US is very insensitive for stones, especially stones smaller than 2 mm, stones at the UPJ, or stones in the mid ureter. Fowler et. al. suggest that US has a sensitivity as low as 24%, compared with nonenhanced CT. Furthermore, estimations of stone size may not be accurate. Compared with nonenhanced CT, US is more dependent on the operator's ability and more time consuming.

US is fairly specific when stones are seen, with a specificity as high as 90%. With US, matrix or Indinavir stones may have soft tissue echogenicity without shadowing. False-positive findings may result from renal vascular calcifications. False-positive diagnoses of hydronephrosis also result from dilated vascular structures in the renal hilum. Doppler imaging is helpful in distinguishing dilated vascular structures from hydronephrosis.

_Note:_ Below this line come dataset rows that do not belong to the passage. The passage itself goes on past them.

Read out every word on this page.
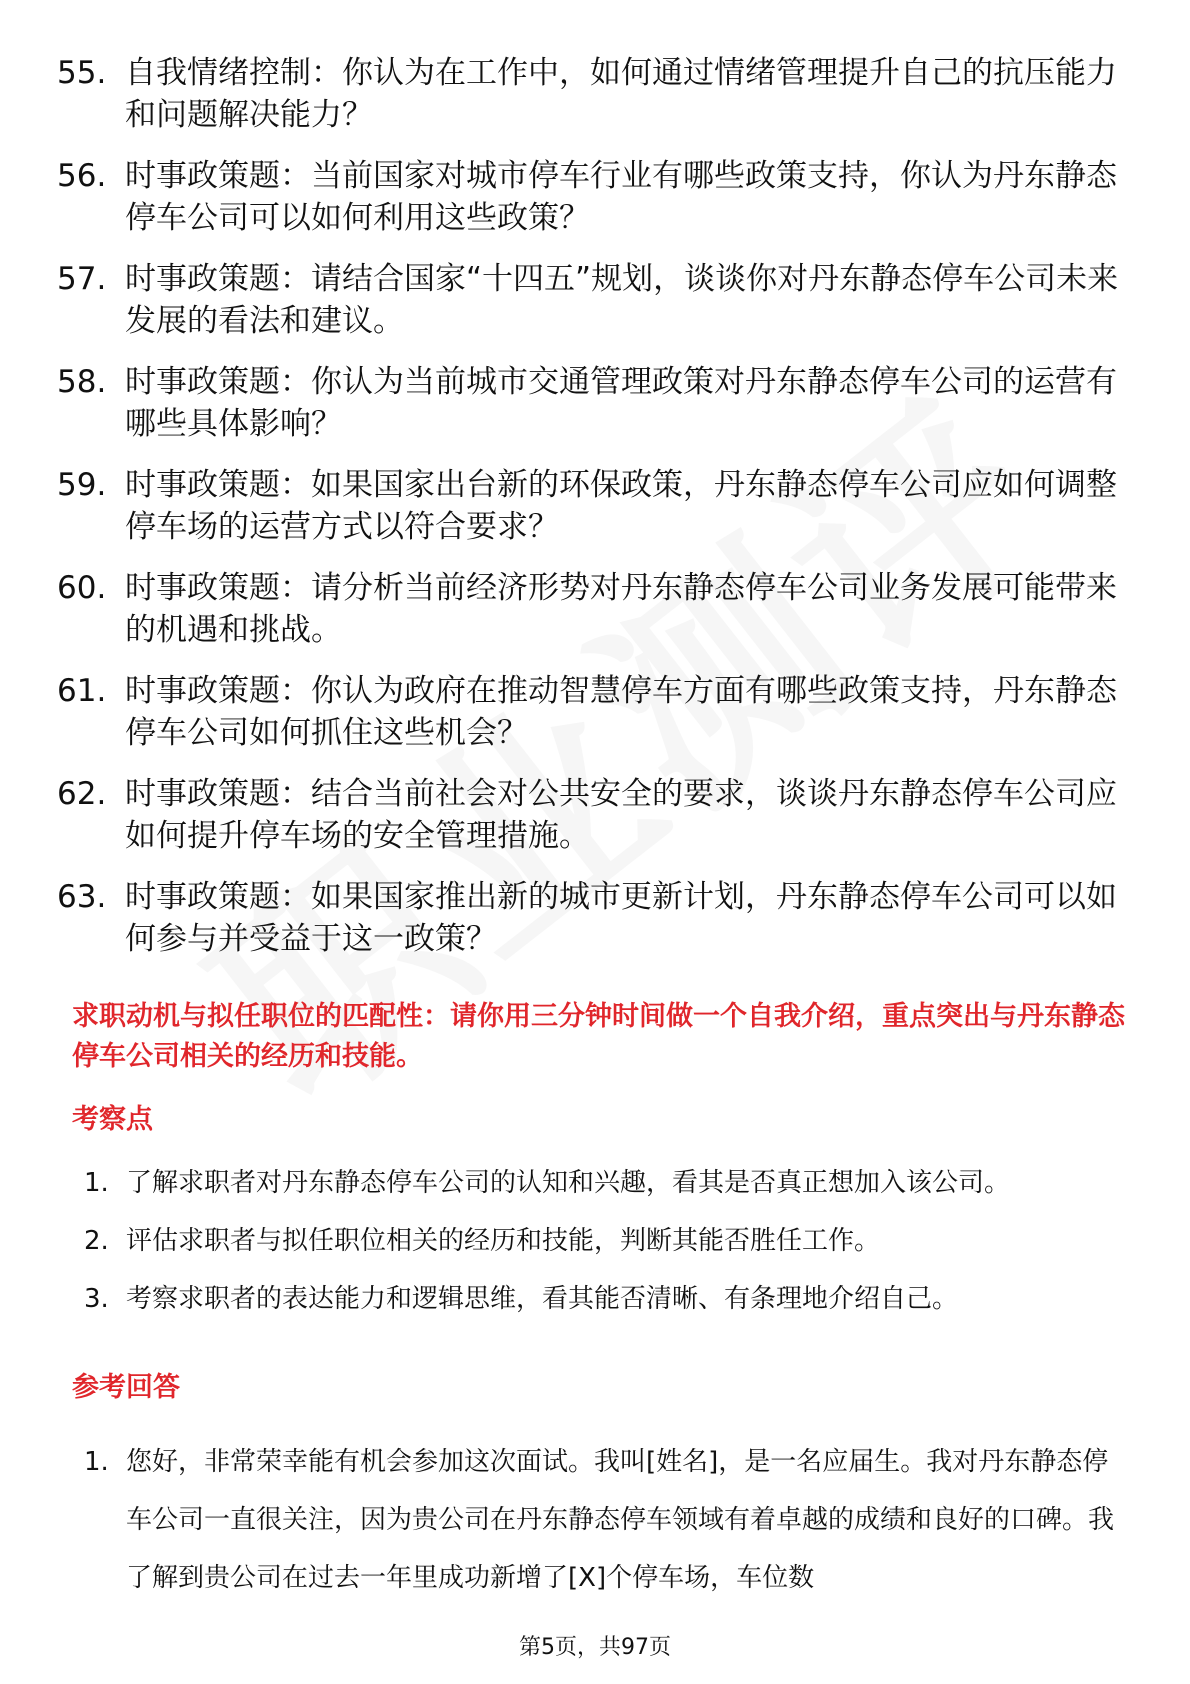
55. 自我情绪控制：你认为在工作中，如何通过情绪管理提升自己的抗压能力和问题解决能力？
56. 时事政策题：当前国家对城市停车行业有哪些政策支持，你认为丹东静态停车公司可以如何利用这些政策？
57. 时事政策题：请结合国家“十四五”规划，谈谈你对丹东静态停车公司未来发展的看法和建议。
58. 时事政策题：你认为当前城市交通管理政策对丹东静态停车公司的运营有哪些具体影响？
59. 时事政策题：如果国家出台新的环保政策，丹东静态停车公司应如何调整停车场的运营方式以符合要求？
60. 时事政策题：请分析当前经济形势对丹东静态停车公司业务发展可能带来的机遇和挑战。
61. 时事政策题：你认为政府在推动智慧停车方面有哪些政策支持，丹东静态停车公司如何抓住这些机会？
62. 时事政策题：结合当前社会对公共安全的要求，谈谈丹东静态停车公司应如何提升停车场的安全管理措施。
63. 时事政策题：如果国家推出新的城市更新计划，丹东静态停车公司可以如何参与并受益于这一政策？
求职动机与拟任职位的匹配性：请你用三分钟时间做一个自我介绍，重点突出与丹东静态停车公司相关的经历和技能。
考察点
1. 了解求职者对丹东静态停车公司的认知和兴趣，看其是否真正想加入该公司。
2. 评估求职者与拟任职位相关的经历和技能，判断其能否胜任工作。
3. 考察求职者的表达能力和逻辑思维，看其能否清晰、有条理地介绍自己。
参考回答
1. 您好，非常荣幸能有机会参加这次面试。我叫[姓名]，是一名应届生。我对丹东静态停车公司一直很关注，因为贵公司在丹东静态停车领域有着卓越的成绩和良好的口碑。我了解到贵公司在过去一年里成功新增了[X]个停车场，车位数
第5页，共97页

Nuclear medicine studies may demonstrate the retention of activity in the cortex or collecting system when the obstruction is ongoing. Nuclear medicine tests are useful in determining differential renal function for treatment planning and for assessing how much renal function might return after the obstruction is relieved. ^{[56, 38]} For example, a kidney with very little function might be removed if very little function persists after a trial of drainage. Occasionally, confirming the obstruction with nuclear medicine studies is useful if the administration of iodinated contrast material is contraindicated.

Renal function evaluation is not reliable in the presence of ongoing obstruction. Conversely, imaging findings may be normal with low-grade obstruction.